Procedimento di brevettazione

Il brevetto è concesso, tramite un procedimento amministrativo, dagli stati agli individui che ne hanno diritto, conferisce un’esclusiva su un trovato utile, a patto che l’inventore sia disposto a spiegarlo bene, in modo tale da consentire agli altri di poterlo realizzare nel momento in cui l’esclusiva finirà. Il procedimento di brevettazione non è idoneo a selezionare i trovati meritevoli. Un procedimento che deve essere strutturato bene; in caso contrario, sono immessi sul mercato brevetti nulli. Il procedimento di brevettazione serve a conseguire il brevetto, un documento che, seppur ottenuto, non significa che il brevetto è valido.
La legge consente di contestare la validità del brevetto, nonostante sia stato conseguito, e rifare a posteriori quel giudizio di novità, originalità e industrialità. Quando avviene la contestazione, si apre un processo davanti al Giudice. Il procedimento di brevettazione serve a conseguire il titolo che da l’esclusiva, ma questo titolo può essere sempre azzerato da una sentenza che accerta la nullità del brevetto. Questo non vuol dire che, quando si avvia tale procedimento, si brevetta qualsiasi cosa perché, più il procedimento di controllo preventivo è fatto bene, meno i brevetti rilasciati saranno invalidi. È importante che i brevetti siano rilasciati bene, per due motivi: il primo, c’è la certezza dei traffici e il vantaggio è dell’inventore; se si ha un titolo affidabile, si è sicuri nello sfruttamento. Più il controllo è fatto bene, più le invenzioni fetenti non saranno brevettate e quelle buone si. Se l’inventore è fetente, egli brevetta di tutto e di più e inizia a fare azioni di contraffazione contro i miei concorrenti che, di fronte al costo di doversi difendere dalla mia azione, potrebbero rinunciare a produrre il prodotto. Se vengono rilasciati i brevetti puzzoni, che non riguardano invenzioni meritevoli di protezione, l’impresa può approfittarne, brevettando cavolate e ottenendo l’esclusiva in tutto quello che fa, ostacolando anche nuovi entranti nel mercato. La concessione di brevetti, inutili o invalidi, può rappresentare uno strumento anticompetitivo molto pericoloso nelle mani sbagliate, mentre i bravi inventori e la collettività vogliono che il processo di selezione dei brevetti sia fatto bene, perché solo le invenzioni meritevoli siano brevettate.
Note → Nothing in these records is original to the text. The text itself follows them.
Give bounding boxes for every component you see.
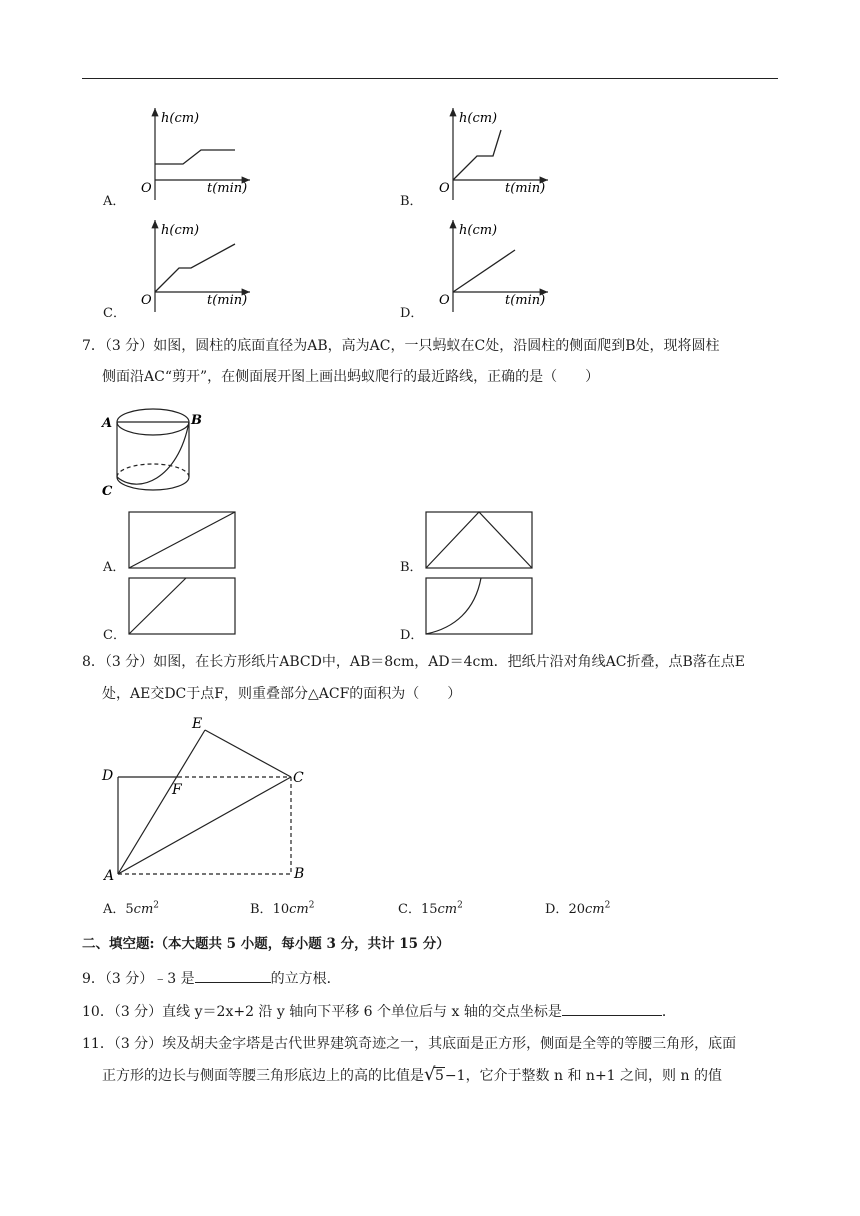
fig-label-e: E (192, 716, 203, 732)
graph-d-x-label: t(min) (505, 293, 546, 308)
q8-answer-d: D．$20cm^2$ (545, 900, 611, 917)
sqrt5-expression: √ 5 (424, 1064, 444, 1085)
graph-a (141, 108, 250, 200)
q7-options-right (425, 510, 535, 638)
q8-rectangle-figure (96, 712, 316, 887)
cyl-label-a: A (102, 416, 113, 431)
q6-option-b-label: B． (400, 194, 423, 209)
graph-d-y-label: h(cm) (459, 223, 498, 238)
q7-option-c-label: C． (103, 628, 126, 643)
q6-option-c-label: C． (103, 306, 126, 321)
header-rule (82, 78, 778, 79)
q7-option-b-label: B． (400, 560, 423, 575)
q11-stem-line2: 正方形的边长与侧面等腰三角形底边上的高的比值是 √ 5−1，它介于整数 n 和 n+1 之间，则 n 的值 (102, 1064, 722, 1085)
graph-b-y-label: h(cm) (459, 111, 498, 126)
graph-c-origin: O (141, 293, 152, 308)
q9-line: 9．（3 分）﹣3 是 的立方根． (82, 968, 782, 989)
q7-stem-line1: 7．（3 分）如图，圆柱的底面直径为AB，高为AC，一只蚂蚁在C处，沿圆柱的侧面爬到B处，现将圆柱 (82, 338, 720, 354)
cyl-label-c: C (102, 484, 113, 499)
q8-stem-line1: 8．（3 分）如图，在长方形纸片ABCD中，AB＝8cm，AD＝4cm．把纸片沿对角线AC折叠，点B落在点E (82, 654, 745, 670)
graph-b-origin: O (439, 181, 450, 196)
fig-label-d: D (102, 768, 114, 784)
graph-c-x-label: t(min) (207, 293, 248, 308)
graph-d (439, 220, 548, 312)
graph-b (439, 108, 548, 200)
q8-answer-c: C．$15cm^2$ (398, 900, 463, 917)
q6-option-a-label: A． (103, 194, 126, 209)
q10-answer-blank[interactable] (562, 1001, 662, 1016)
cyl-label-b: B (191, 413, 202, 428)
graph-c-y-label: h(cm) (161, 223, 200, 238)
q7-options-left (128, 510, 238, 638)
graph-a-x-label: t(min) (207, 181, 248, 196)
section2-title: 二、填空题:（本大题共 5 小题，每小题 3 分，共计 15 分） (82, 936, 450, 952)
q8-answer-a: A．$5cm^2$ (103, 900, 160, 917)
q6-graphs (95, 100, 575, 325)
q7-cylinder-figure (98, 400, 208, 500)
q8-answer-b: B．$10cm^2$ (250, 900, 315, 917)
graph-b-x-label: t(min) (505, 181, 546, 196)
graph-d-origin: O (439, 293, 450, 308)
q6-option-d-label: D． (400, 306, 424, 321)
q7-option-d-label: D． (400, 628, 424, 643)
q10-line: 10．（3 分）直线 y＝2x+2 沿 y 轴向下平移 6 个单位后与 x 轴的交点坐标是 ． (82, 1001, 782, 1022)
fig-label-a: A (104, 868, 115, 884)
q7-option-a-label: A． (103, 560, 126, 575)
graph-a-y-label: h(cm) (161, 111, 200, 126)
fig-label-c: C (293, 770, 304, 786)
graph-a-origin: O (141, 181, 152, 196)
q8-stem-line2: 处，AE交DC于点F，则重叠部分△ACF的面积为（ ） (102, 686, 462, 702)
q9-answer-blank[interactable] (195, 968, 271, 983)
fig-label-b: B (294, 866, 305, 882)
q7-stem-line2: 侧面沿AC“剪开”，在侧面展开图上画出蚂蚁爬行的最近路线，正确的是（ ） (102, 369, 600, 385)
graph-c (141, 220, 250, 312)
fig-label-f: F (172, 782, 182, 798)
q11-stem-line1: 11．（3 分）埃及胡夫金字塔是古代世界建筑奇迹之一，其底面是正方形，侧面是全等的等腰三角形，底面 (82, 1036, 737, 1052)
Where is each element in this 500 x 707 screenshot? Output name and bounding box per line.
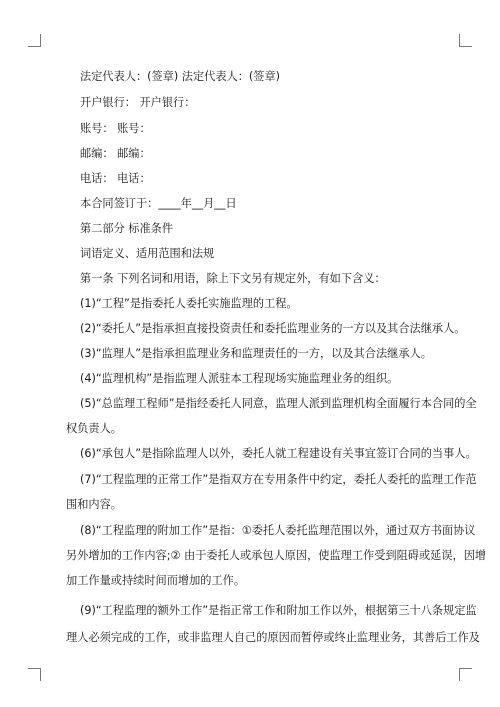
definition-3: (3)“监理人”是指承担监理业务和监理责任的一方，以及其合法继承人。 (80, 347, 432, 360)
definition-1: (1)“工程”是指委托人委托实施监理的工程。 (80, 297, 298, 310)
legal-representative-line: 法定代表人：(签章) 法定代表人：(签章) (80, 70, 281, 83)
article-1-intro: 第一条 下列名词和用语，除上下文另有规定外，有如下含义： (80, 272, 386, 285)
crop-mark-top-right (459, 34, 472, 47)
bank-line: 开户银行： 开户银行： (80, 96, 196, 109)
definition-5: (5)“总监理工程师”是指经委托人同意，监理人派到监理机构全面履行本合同的全 (80, 397, 477, 410)
subsection-heading: 词语定义、适用范围和法规 (80, 247, 215, 260)
account-line: 账号： 账号： (80, 122, 151, 135)
section-heading: 第二部分 标准条件 (80, 222, 174, 235)
crop-mark-top-left (28, 34, 41, 47)
definition-8-continued: 另外增加的工作内容;② 由于委托人或承包人原因，使监理工作受到阻碍或延误，因增 (66, 549, 487, 562)
definition-7: (7)“工程监理的正常工作”是指双方在专用条件中约定，委托人委托的监理工作范 (80, 473, 477, 486)
definition-9: (9)“工程监理的额外工作”是指正常工作和附加工作以外，根据第三十八条规定监 (80, 604, 477, 617)
signing-date-line: 本合同签订于：____年__月__日 (80, 197, 237, 210)
definition-5-continued: 权负责人。 (66, 422, 122, 435)
definition-8: (8)“工程监理的附加工作”是指：①委托人委托监理范围以外，通过双方书面协议 (80, 524, 476, 537)
definition-4: (4)“监理机构”是指监理人派驻本工程现场实施监理业务的组织。 (80, 372, 399, 385)
phone-line: 电话： 电话： (80, 172, 151, 185)
postcode-line: 邮编： 邮编： (80, 147, 151, 160)
definition-7-continued: 围和内容。 (66, 498, 122, 511)
crop-mark-bottom-right (459, 668, 472, 681)
definition-6: (6)“承包人”是指除监理人以外，委托人就工程建设有关事宜签订合同的当事人。 (80, 447, 477, 460)
definition-8-continued-2: 加工作量或持续时间而增加的工作。 (66, 574, 246, 587)
crop-mark-bottom-left (28, 668, 41, 681)
definition-9-continued: 理人必须完成的工作，或非监理人自己的原因而暂停或终止监理业务，其善后工作及 (66, 631, 480, 644)
definition-2: (2)“委托人”是指承担直接投资责任和委托监理业务的一方以及其合法继承人。 (80, 322, 466, 335)
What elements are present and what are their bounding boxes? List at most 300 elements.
Domanda di brevetto (art. 51 C.P.I.)

L’obiettivo che si vuole dai brevetti, quello di mettere a conoscenza tecnica dell’inventore, sia effettivamente raggiunto. La condizione per la brevettazione è che, l’inventore sia disposto a raccontare dettagliatamente la sua invenzione, affinchè un esperto del ramo l’ha possa realizzare. La descrizione dell’invenzione, nella domanda di brevetto, deve avere tutta la spiegazione di come si realizza. La nostra normativa non chiede di indicare il modo in cui l’invenzione può essere realizzata al meglio, ma solo un modo per realizzarla. La descrizione deve essere chiara, perché un altro rifaccia la medesima cosa. È, spesso, necessario un consulente, un esperto del ramo che aiuti nella descrizione. La legge fa riferimento anche alla possibilità di disegni, che accompagnano i brevetti; le domande di brevetto devono contenere una descrizione figurativa dell’invenzione.
Altro aspetto sono le rivendicazioni (art. 52 C.P.I.), ossia si descrive l’invenzione e si chiede su cosa deve essere riconosciuto l’apporto innovativo. Si rivendica di aver realizzato il prodotto X che da la funzione Y; nelle rivendicazioni, s’indica l’elemento su cui si vuole avere l’esclusiva. Il brevetto attribuisce il diritto di vietare agli altri di copiare. Quando si rivendica, si dichiara su cosa si eserciterà il diritto di esclusiva. Le rivendicazioni servono a capire su cosa si vuole chiedere l’esclusiva. La legge prevede che le rivendicazioni devono essere lette, alla luce della descrizione dell’invenzione. Non si può rivendicare una cosa che non è stata descritta adeguatamente. Una volta compilata la domanda di brevetto, la domanda sarà inoltrata all’ufficio presso il quale s’intende chiedere il brevetto. Si svolge l’esame della domanda, che serve a verificare se la domanda è stata scritta correttamente e da cui è possibile capire un’invenzione, e se ci sono le condizioni per la brevettazione. L’ufficio che rilascia il brevetto deve verificare i requisiti, se il trovato è brevettabile, un’invenzione, una scoperta; se l’invenzione è un vero modello di utilità. Requisiti che l’ufficio competente è tenuto a accertare in via preventiva: siccome valutare novità, originalità e via dicendo è complesso, si sono formate due soluzioni normative. Alcuni paesi hanno ritenuto che, capire se un’invenzione ha i requisiti della novità e originalità, il procedimento di brevettazione deve essere fatto veramente bene; chi inventa, deve affrontare un costo notevole, e ottiene un titolo impugnabile. L’ufficio brevetti è definito come ufficio timbri, nel quale la valutazione della domanda si dovesse limitare a una valutazione documentale e cartacea, che può essere ottenuta e realizzata dalla domanda di brevetto. Prima cosa da verificare è se, ciò per cui chiedo il brevetto sia un qualcosa che può accedere al regime brevettuale; seconda, se la descrizione è conforme a come la legge chiede sia fatta (con descrizione, disegni, rivendicazioni). Approccio seguito, in Italia, dal governo piemontese prima dell’Unità d’Italia; quando si è creata l’Unità d’Italia, alcuni stati italiani che avevano il sistema dell’esame preventivo (esempio: Lombardo – Veneto), sono passati all’esame differito, la rinuncia al controllo della domanda.